Carrier next contends that the hearing officer erred in determining that claimant timely reported her CTS injury. Generally, a claimant must report an occupational disease injury to his or her employer within 30 days of the date the employee knew or should have known of the condition and that it was work related. Section 409.001(a).

The hearing officer determined that claimant’s “date of injury” was “__________,” and that she reported it to her employer on __________. The hearing officer concluded that claimant timely reported her injury. Claimant testified that she found out that she had CTS when Dr. M, the doctor who performed EMG testing, told her on October 25, 1999. From Dr. M’s October 25, 1999, record, it is clear that he discussed with claimant whether other conditions were work related, although he did not say he told claimant her CTS was work related. Claimant indicated that she reported her injury either on October 25, 1999, or on the day that she talked to Dr. R about the nerve conduction tests, which was on November 9, 1999. Claimant said she reported her injury, at the very latest, when Dr. R told her to file a separate workers’ compensation claim. Claimant said she was in the habit of going to the employer after her doctor’s appointments in order to inform them regarding what was going on. Dr. R’s November 9, 1999, report states that claimant has a separate workers’ compensation injury.

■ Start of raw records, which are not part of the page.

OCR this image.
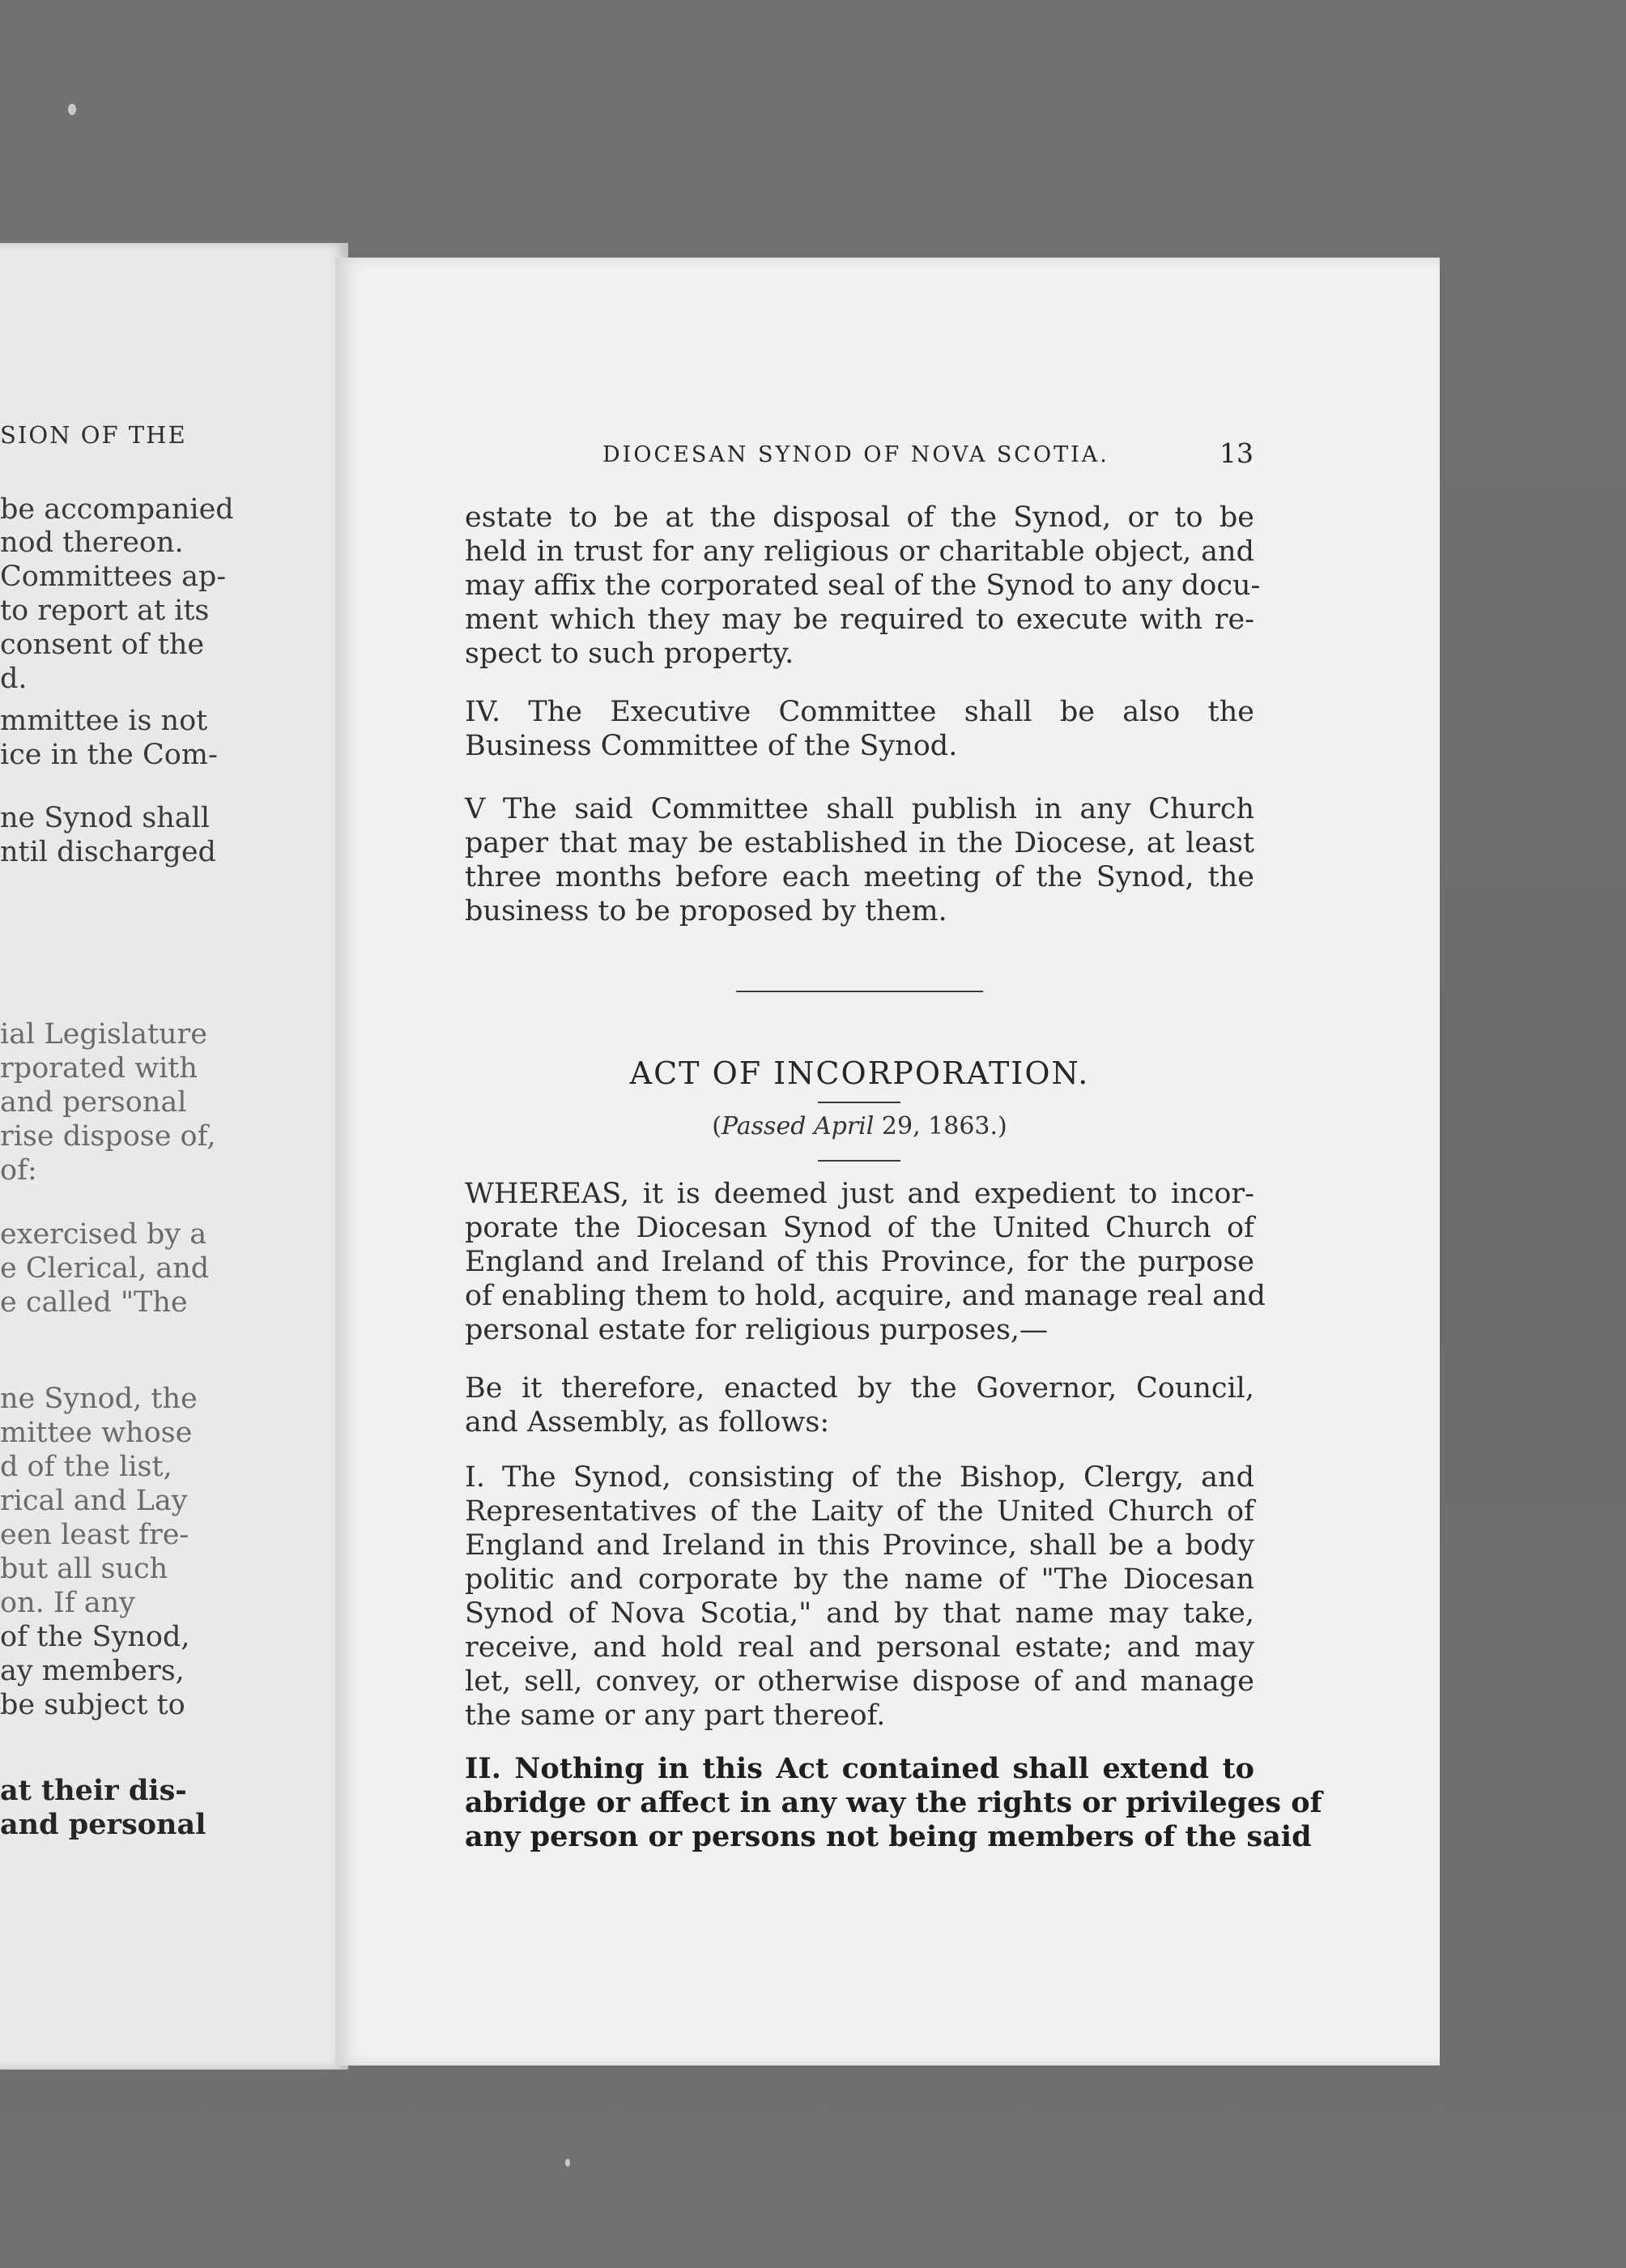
SION OF THE
be accompanied
nod thereon.
Committees ap-
to report at its
consent of the
d.
mmittee is not
ice in the Com-
ne Synod shall
ntil discharged
ial Legislature
rporated with
and personal
rise dispose of,
of:
exercised by a
e Clerical, and
e called "The
ne Synod, the
mittee whose
d of the list,
rical and Lay
een least fre-
but all such
on. If any
of the Synod,
ay members,
be subject to
at their dis-
and personal
DIOCESAN SYNOD OF NOVA SCOTIA.	13
estate to be at the disposal of the Synod, or to be
held in trust for any religious or charitable object, and
may affix the corporated seal of the Synod to any docu-
ment which they may be required to execute with re-
spect to such property.
IV. The Executive Committee shall be also the
Business Committee of the Synod.
V The said Committee shall publish in any Church
paper that may be established in the Diocese, at least
three months before each meeting of the Synod, the
business to be proposed by them.
ACT OF INCORPORATION.
(Passed April 29, 1863.)
WHEREAS, it is deemed just and expedient to incor-
porate the Diocesan Synod of the United Church of
England and Ireland of this Province, for the purpose
of enabling them to hold, acquire, and manage real and
personal estate for religious purposes,—
Be it therefore, enacted by the Governor, Council,
and Assembly, as follows:
I. The Synod, consisting of the Bishop, Clergy, and
Representatives of the Laity of the United Church of
England and Ireland in this Province, shall be a body
politic and corporate by the name of "The Diocesan
Synod of Nova Scotia," and by that name may take,
receive, and hold real and personal estate; and may
let, sell, convey, or otherwise dispose of and manage
the same or any part thereof.
II. Nothing in this Act contained shall extend to
abridge or affect in any way the rights or privileges of
any person or persons not being members of the said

The hearing officer did find a date of injury and a date of reporting that is not supported by the evidence: __________. However, given the hearing officer’s discussion, findings, and conclusion, we conclude that a remand is not warranted in this case. The hearing officer’s findings regarding the date of __________, appear to be clerical errors. In the discussion portion of the decision, the hearing officer said, “The doctor ordered an EMG to check out the possibility [of CTS] and when it came back positive, [claimant] contacted employer and informed them of the injury.” However, __________, is not the date that claimant’s EMG “came back positive.” There is evidence that claimant’s EMG “came back positive” on October 25, 1999, and that claimant and Dr. M discussed which conditions were related. From the hearing officer’s discussion, it is clear that he believed that claimant reported her injury the day that she learned of her EMG results. This is supported by the evidence. The decision and order indicates that the hearing officer believed that claimant reported her injury on October 25, 1999. It is clear that the hearing officer believed that claimant’s report of injury was timely. We reform Findings of Fact Nos. 6 and 7 to state that claimant first knew that her CTS was work related on October 25, 1999, and that she reported her injury to her employer on October 25, 1999. As reformed, these findings are not so against the great weight and preponderance of the evidence as to be clearly wrong or manifestly unjust. We conclude that the hearing officer did not ere in determining that claimant timely reported her injury.

We affirm the hearing officer’s decision and order.

Judy L. Stephens – Appeals Judge

CONCUR:

Alan C. Ernst – Appeals Judge

Tommy W. Lueders – Appeals Judge

  1. The decision and order states that disability was at issue, but that was not an issue in the case.